So I’ve come up with a cunning plan. It doesn’t involve messing with nature; just eating it. And it tastes rather good. Before you take up your pen to write about me being a dreadful man suggesting we eat those fluffy wuffy little darlings, think about it. Squirrel meat meets many criteria. First, it’s low in fat and, unless it was brought up next to a chemical plant, it’s more or less organic. Then it’s cheap and, despite its American accent, it’s local. I’ve even been watching one outside my kitchen window while writing this. How much more local can you get?

So what’s it taste like? Well I can assure you that it doesn’t taste of hazelnuts in the same way beef doesn’t taste of grass. Some suggest it tastes a bit like chicken but those same people reckon that everything including banana pizza tastes like chicken so that doesn’t help. I’d describe it as a bit like chicken but also like rabbit with maybe a bit of a sweeter taste not unlike lamb or mutton. It’s delicious.

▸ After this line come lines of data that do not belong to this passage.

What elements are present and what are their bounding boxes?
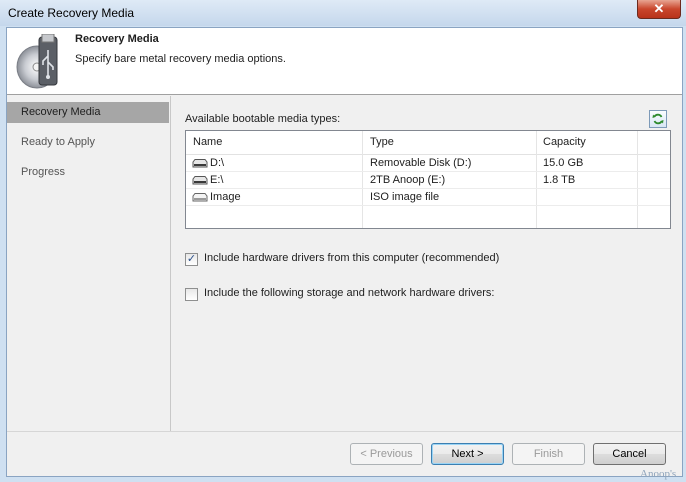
table-row[interactable]: D:\ Removable Disk (D:) 15.0 GB (186, 155, 670, 172)
checkmark-icon: ✓ (186, 253, 197, 265)
usb-disc-icon (16, 34, 58, 89)
column-header-type[interactable]: Type (370, 136, 394, 148)
footer-divider (7, 431, 682, 432)
nav-item-recovery-media[interactable]: Recovery Media (7, 102, 169, 123)
include-storage-label[interactable]: Include the following storage and networ… (204, 287, 494, 299)
title-bar[interactable]: Create Recovery Media ✕ (0, 0, 686, 26)
table-row[interactable]: Image ISO image file (186, 189, 670, 206)
refresh-button[interactable] (649, 110, 667, 128)
dialog-client-area: Recovery Media Specify bare metal recove… (6, 27, 683, 477)
previous-button[interactable]: < Previous (350, 443, 423, 465)
include-drivers-checkbox[interactable]: ✓ (185, 253, 198, 266)
row-type: 2TB Anoop (E:) (370, 174, 446, 186)
row-capacity: 15.0 GB (543, 157, 584, 169)
table-header: Name Type Capacity (186, 131, 670, 155)
header-subtitle: Specify bare metal recovery media option… (75, 53, 286, 65)
nav-divider (170, 96, 171, 432)
close-button[interactable]: ✕ (637, 0, 681, 19)
nav-item-ready-to-apply[interactable]: Ready to Apply (7, 132, 169, 153)
drive-icon (192, 159, 208, 168)
window-title: Create Recovery Media (8, 6, 135, 20)
column-header-capacity[interactable]: Capacity (543, 136, 586, 148)
row-name: Image (210, 191, 241, 203)
row-capacity: 1.8 TB (543, 174, 576, 186)
column-header-name[interactable]: Name (193, 136, 222, 148)
media-table[interactable]: Name Type Capacity D:\ Removable Disk (D… (185, 130, 671, 229)
header-title: Recovery Media (75, 33, 159, 45)
row-type: Removable Disk (D:) (370, 157, 472, 169)
refresh-icon (652, 113, 664, 125)
media-types-label: Available bootable media types: (185, 113, 341, 125)
include-drivers-label[interactable]: Include hardware drivers from this compu… (204, 252, 499, 264)
wizard-header: Recovery Media Specify bare metal recove… (7, 28, 682, 95)
row-name: E:\ (210, 174, 224, 186)
nav-item-progress[interactable]: Progress (7, 162, 169, 183)
row-name: D:\ (210, 157, 225, 169)
close-icon: ✕ (653, 1, 665, 16)
drive-icon (192, 176, 208, 185)
watermark: Anoop's (640, 468, 677, 480)
include-storage-checkbox[interactable] (185, 288, 198, 301)
next-button[interactable]: Next > (431, 443, 504, 465)
wizard-nav: Recovery Media Ready to Apply Progress (7, 100, 170, 460)
table-row[interactable]: E:\ 2TB Anoop (E:) 1.8 TB (186, 172, 670, 189)
row-type: ISO image file (370, 191, 440, 203)
cancel-button[interactable]: Cancel (593, 443, 666, 465)
drive-icon (192, 193, 208, 202)
finish-button[interactable]: Finish (512, 443, 585, 465)
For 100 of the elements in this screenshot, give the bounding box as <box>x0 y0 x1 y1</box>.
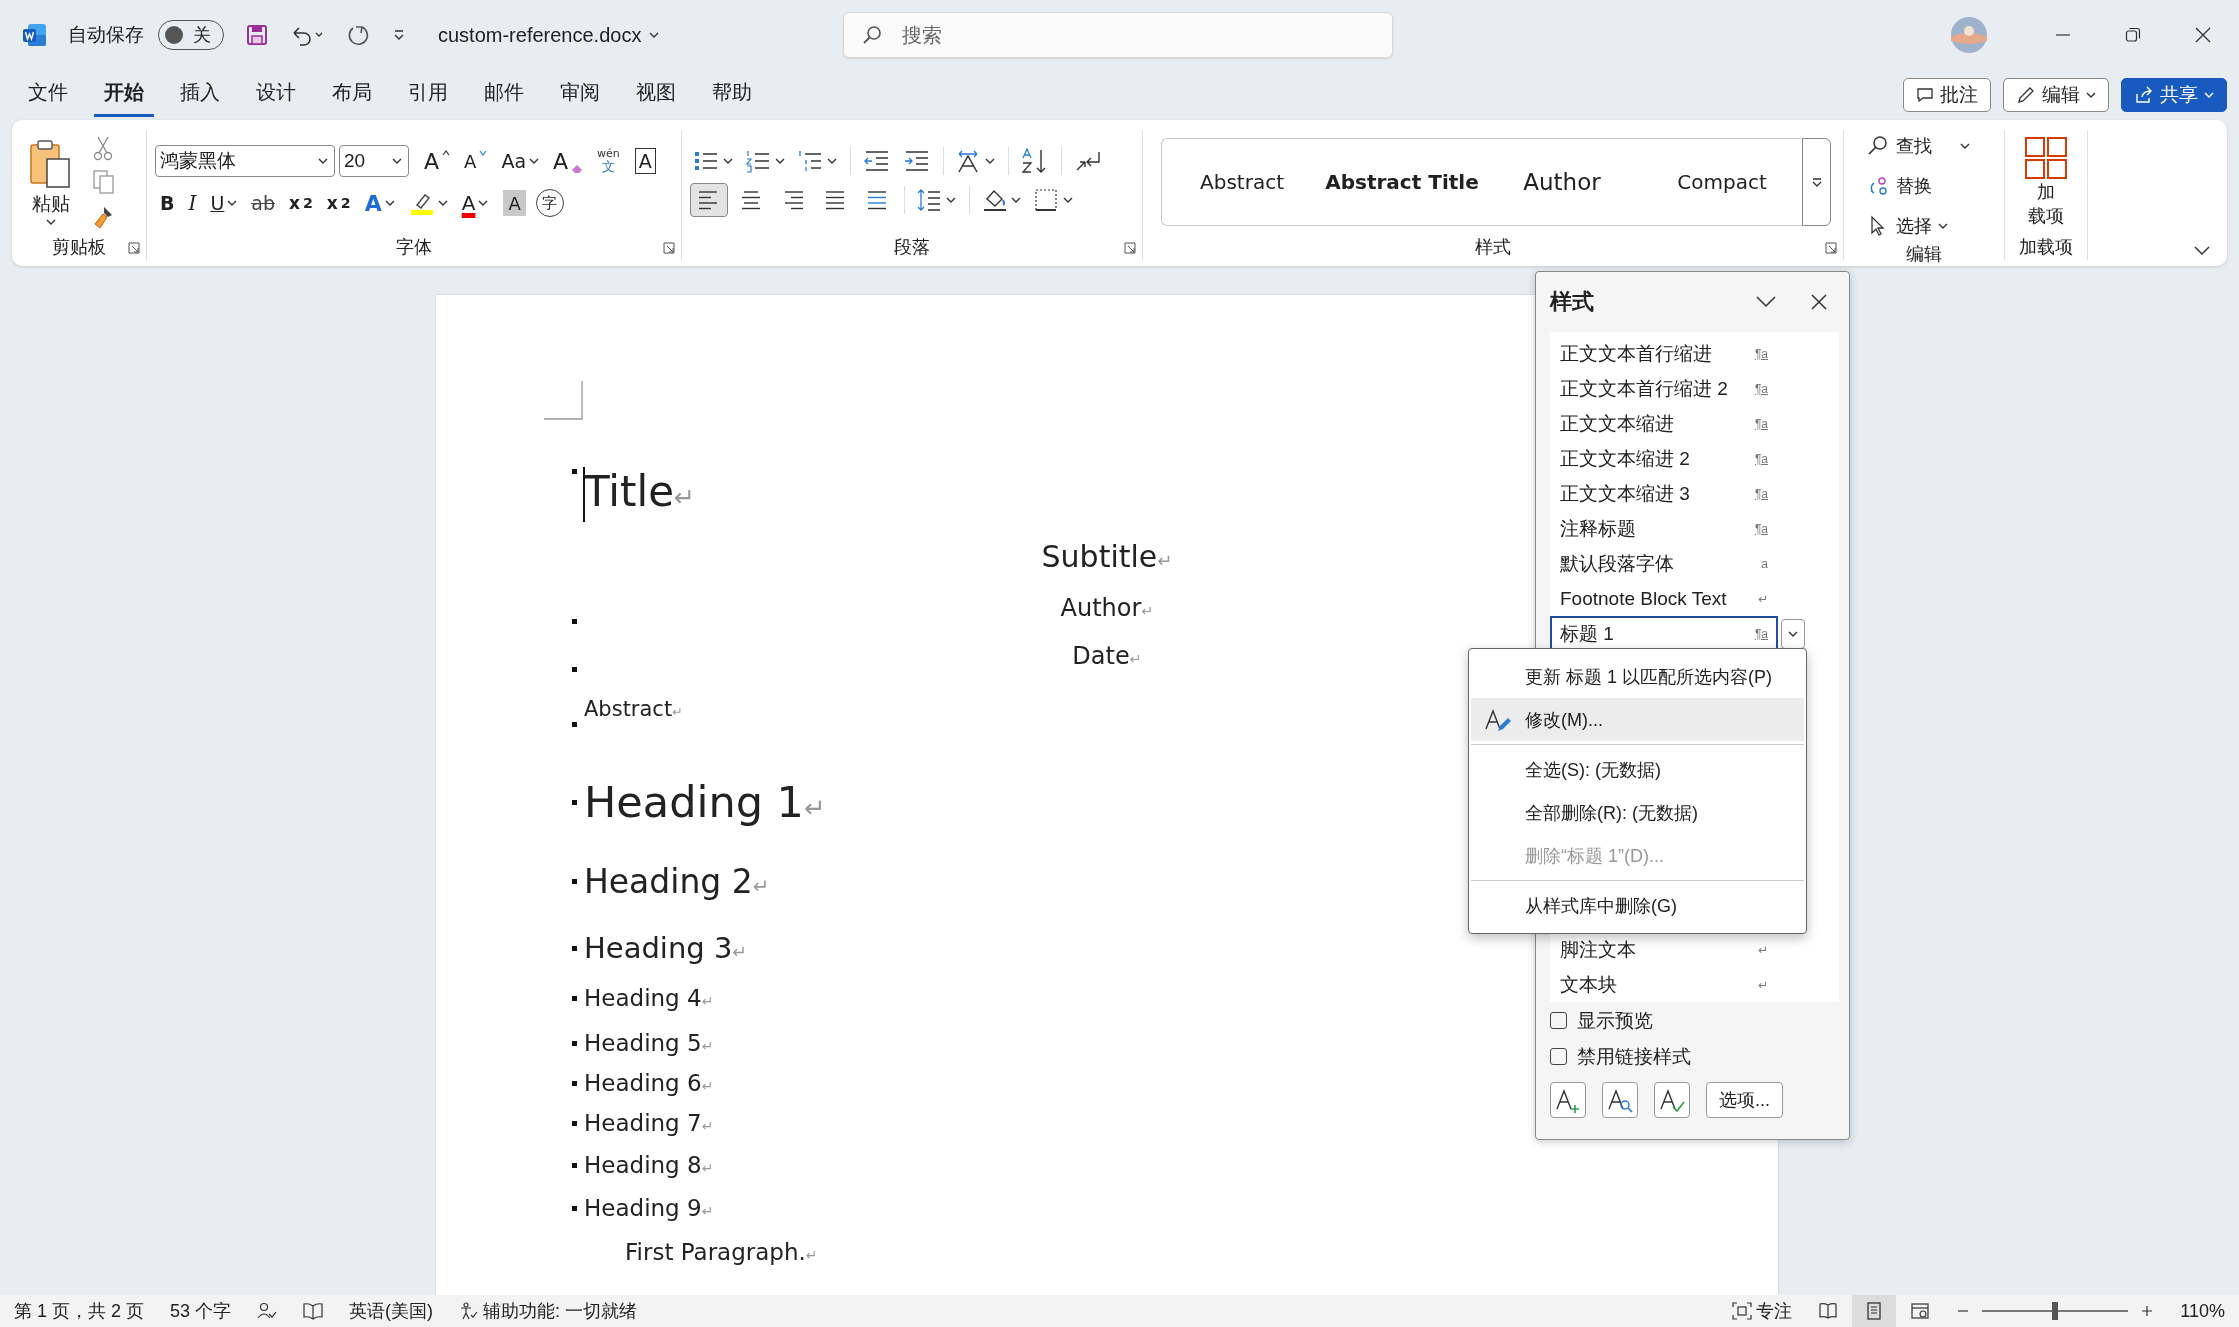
ribbon-tab[interactable]: 视图 <box>626 73 686 117</box>
save-icon[interactable] <box>246 24 268 46</box>
close-icon[interactable] <box>2195 27 2211 43</box>
dialog-launcher-icon[interactable] <box>1825 242 1837 254</box>
numbering-icon[interactable] <box>745 148 787 174</box>
style-list-item[interactable]: Footnote Block Text ↵ <box>1550 581 1778 616</box>
customize-toolbar-icon[interactable] <box>392 28 406 42</box>
menu-item[interactable]: 修改(M)... <box>1471 698 1804 741</box>
zoom-in-icon[interactable] <box>2140 1304 2155 1318</box>
book-icon[interactable] <box>303 1302 324 1320</box>
add-ins-button[interactable]: 加 载项 <box>2024 136 2068 228</box>
menu-item[interactable]: 从样式库中删除(G) <box>1471 884 1804 927</box>
highlighter-icon <box>408 191 435 215</box>
ribbon-tab[interactable]: 布局 <box>322 73 382 117</box>
text-effects-button[interactable]: A <box>359 186 400 220</box>
clear-formatting-button[interactable]: A <box>548 144 589 178</box>
dialog-launcher-icon[interactable] <box>663 242 675 254</box>
ribbon-tab[interactable]: 邮件 <box>474 73 534 117</box>
shrink-font-button[interactable]: A <box>459 144 493 178</box>
menu-item[interactable]: 全选(S): (无数据) <box>1471 748 1804 791</box>
caret-icon <box>529 158 540 164</box>
language-status[interactable]: 英语(美国) <box>349 1299 434 1323</box>
options-button[interactable]: 选项... <box>1706 1082 1783 1118</box>
strikethrough-button[interactable]: ab <box>246 186 281 220</box>
chevron-down-icon[interactable] <box>1755 295 1777 309</box>
style-dropdown-button[interactable] <box>1781 618 1805 649</box>
ribbon-tab[interactable]: 文件 <box>18 73 78 117</box>
zoom-level[interactable]: 110% <box>2180 1300 2225 1322</box>
word-count[interactable]: 53 个字 <box>170 1299 232 1323</box>
bold-button[interactable]: B <box>155 186 180 220</box>
style-list-item[interactable]: 正文文本首行缩进 2 ¶a <box>1550 371 1778 406</box>
restore-icon[interactable] <box>2125 27 2141 43</box>
collapse-ribbon-icon[interactable] <box>2193 244 2211 256</box>
change-case-button[interactable]: Aa <box>496 144 545 178</box>
close-icon[interactable] <box>1811 294 1827 310</box>
manage-styles-button[interactable] <box>1654 1082 1690 1118</box>
grow-font-button[interactable]: A <box>419 144 456 178</box>
style-gallery-item[interactable]: Abstract <box>1162 170 1322 194</box>
find-button[interactable]: 查找 <box>1866 130 1970 162</box>
style-list-item[interactable]: 正文文本缩进 3 ¶a <box>1550 476 1778 511</box>
editing-mode-button[interactable]: 编辑 <box>2003 78 2109 112</box>
dialog-launcher-icon[interactable] <box>1124 242 1136 254</box>
style-gallery-item[interactable]: Abstract Title <box>1322 170 1482 194</box>
caret-icon <box>1788 630 1798 637</box>
font-size-field[interactable]: 20 <box>339 145 409 177</box>
style-list-item[interactable]: 正文文本首行缩进 ¶a <box>1550 336 1778 371</box>
ribbon-tab[interactable]: 审阅 <box>550 73 610 117</box>
document-title[interactable]: custom-reference.docx <box>438 23 660 47</box>
phonetic-guide-button[interactable]: wén 文 <box>592 144 625 178</box>
style-inspector-button[interactable] <box>1602 1082 1638 1118</box>
paragraph-text: Heading 1 <box>584 777 804 827</box>
ribbon-tab[interactable]: 设计 <box>246 73 306 117</box>
style-list-item[interactable]: 正文文本缩进 ¶a <box>1550 406 1778 441</box>
redo-icon[interactable] <box>346 23 370 47</box>
paragraph-mark: ↵ <box>732 942 747 962</box>
comments-button[interactable]: 批注 <box>1903 78 1991 112</box>
checkbox[interactable] <box>1550 1012 1567 1029</box>
paragraph-text: Heading 3 <box>584 931 733 965</box>
dialog-launcher-icon[interactable] <box>128 242 140 254</box>
focus-button[interactable]: 专注 <box>1732 1299 1793 1323</box>
menu-item[interactable]: 更新 标题 1 以匹配所选内容(P) <box>1471 655 1804 698</box>
multilevel-list-icon[interactable] <box>797 148 839 174</box>
italic-button[interactable]: I <box>183 186 202 220</box>
style-list-item[interactable]: 默认段落字体 a <box>1550 546 1778 581</box>
shading-icon[interactable] <box>981 187 1023 213</box>
print-layout-button[interactable] <box>1852 1295 1897 1327</box>
font-name-field[interactable]: 鸿蒙黑体 <box>155 145 335 177</box>
accessibility-status[interactable]: 辅助功能: 一切就绪 <box>459 1299 638 1323</box>
style-gallery-item[interactable]: Compact <box>1642 170 1802 194</box>
checkbox[interactable] <box>1550 1048 1567 1065</box>
share-button[interactable]: 共享 <box>2121 78 2227 112</box>
text-direction-icon[interactable] <box>955 148 997 174</box>
undo-icon[interactable] <box>290 24 324 46</box>
proofing-icon[interactable] <box>257 1302 278 1320</box>
paragraph-text: Subtitle <box>1041 538 1158 574</box>
ribbon-tab[interactable]: 引用 <box>398 73 458 117</box>
replace-button[interactable]: 替换 <box>1866 170 1932 202</box>
font-color-button[interactable]: A <box>456 186 494 220</box>
page-count[interactable]: 第 1 页，共 2 页 <box>14 1299 145 1323</box>
caret-icon <box>1960 143 1970 149</box>
ribbon-tab[interactable]: 帮助 <box>702 73 762 117</box>
style-list-item[interactable]: 正文文本缩进 2 ¶a <box>1550 441 1778 476</box>
new-style-button[interactable] <box>1550 1082 1586 1118</box>
borders-icon[interactable] <box>1033 187 1075 213</box>
underline-button[interactable]: U <box>205 186 243 220</box>
style-gallery-item[interactable]: Author <box>1482 169 1642 195</box>
select-button[interactable]: 选择 <box>1866 210 1948 242</box>
style-list-item[interactable]: 注释标题 ¶a <box>1550 511 1778 546</box>
line-spacing-icon[interactable] <box>916 187 958 213</box>
ribbon-tab[interactable]: 开始 <box>94 73 154 117</box>
character-shading-button[interactable]: A <box>503 190 526 216</box>
style-list-item[interactable]: 脚注文本 ↵ <box>1550 932 1778 967</box>
character-border-button[interactable]: A <box>634 148 656 174</box>
menu-item[interactable]: 全部删除(R): (无数据) <box>1471 791 1804 834</box>
gallery-more-button[interactable] <box>1802 138 1831 226</box>
search-field[interactable]: 搜索 <box>843 12 1394 58</box>
paste-button[interactable]: 粘贴 <box>28 139 74 225</box>
style-list-item[interactable]: 文本块 ↵ <box>1550 967 1778 1002</box>
ribbon-tab[interactable]: 插入 <box>170 73 230 117</box>
cut-icon[interactable] <box>92 135 114 161</box>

So why not find a game dealer, demand a squirrel and expand your culinary repertoire? It’s certainly not weird and, unless you get really hung-up on Beatrix Potter’s Squirrel Nutkin stories, it’s a way of increasing the variety of your diet. And while eating them might not actually correct the effects of their invasion, at least it’s not going to make anything worse. And it gives us the satisfaction that the native red skin didn’t get driven close to extinction in vain.

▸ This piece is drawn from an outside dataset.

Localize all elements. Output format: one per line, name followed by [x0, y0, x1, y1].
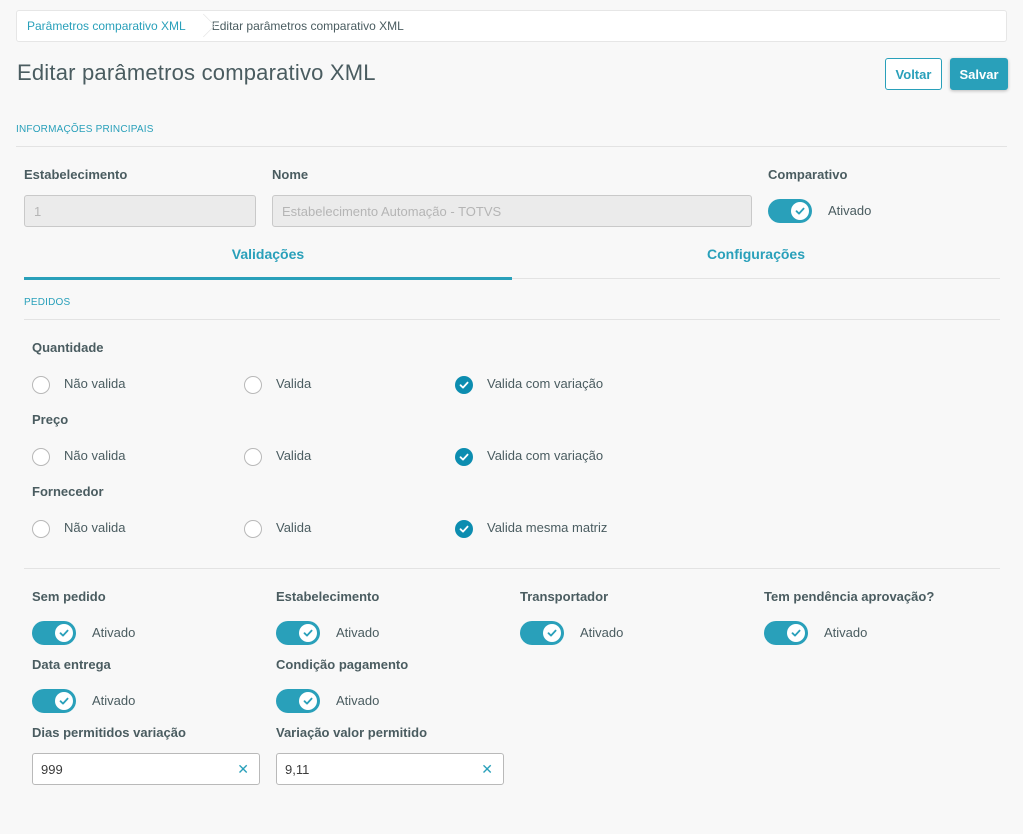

Grey squirrel with pearl barley and root vegetables

Most game dealers should be able to get you squirrel. It will be gutted and skinned and ready for the pot. And in this recipe, is left whole for cooking before incorporating into the rest of the ingredients.

Serves two

  • One grey squirrel – left whole
  • One small onion – peeled and diced
  • One medium potato – peeled and diced
  • Two carrots – peeled and diced
  • One stick of celery – diced
  • One sprig of thyme
  • A good handful of pearl barley
  • Salt and freshly-ground black pepper

Pre-heat the oven to 180°C (gas mark 4)

Place the squirrel in a roasting dish, cover with water, add a little salt and pepper, cover with foil and place in the oven for two hours. Remove from the oven, allow to cool a little and then lift the squirrel onto a plate so that you can pick the meat off the bones. Be careful not to include any small rib bones in the reserved meat.

Pass the resulting stock through a fine sieve into a saucepan, add the onion, potato, carrots, celery, thyme and barley, bring to the boil and simmer for 20 minutes. Add the squirrel meat and simmer for a further five minutes. If there’s too much liquid, pour most of it off into another pan and reduce it at a fast boil before returning. Then taste and season if necessary.

Serve in warmed bowls with crusty bread or maybe some dark green buttered cabbage.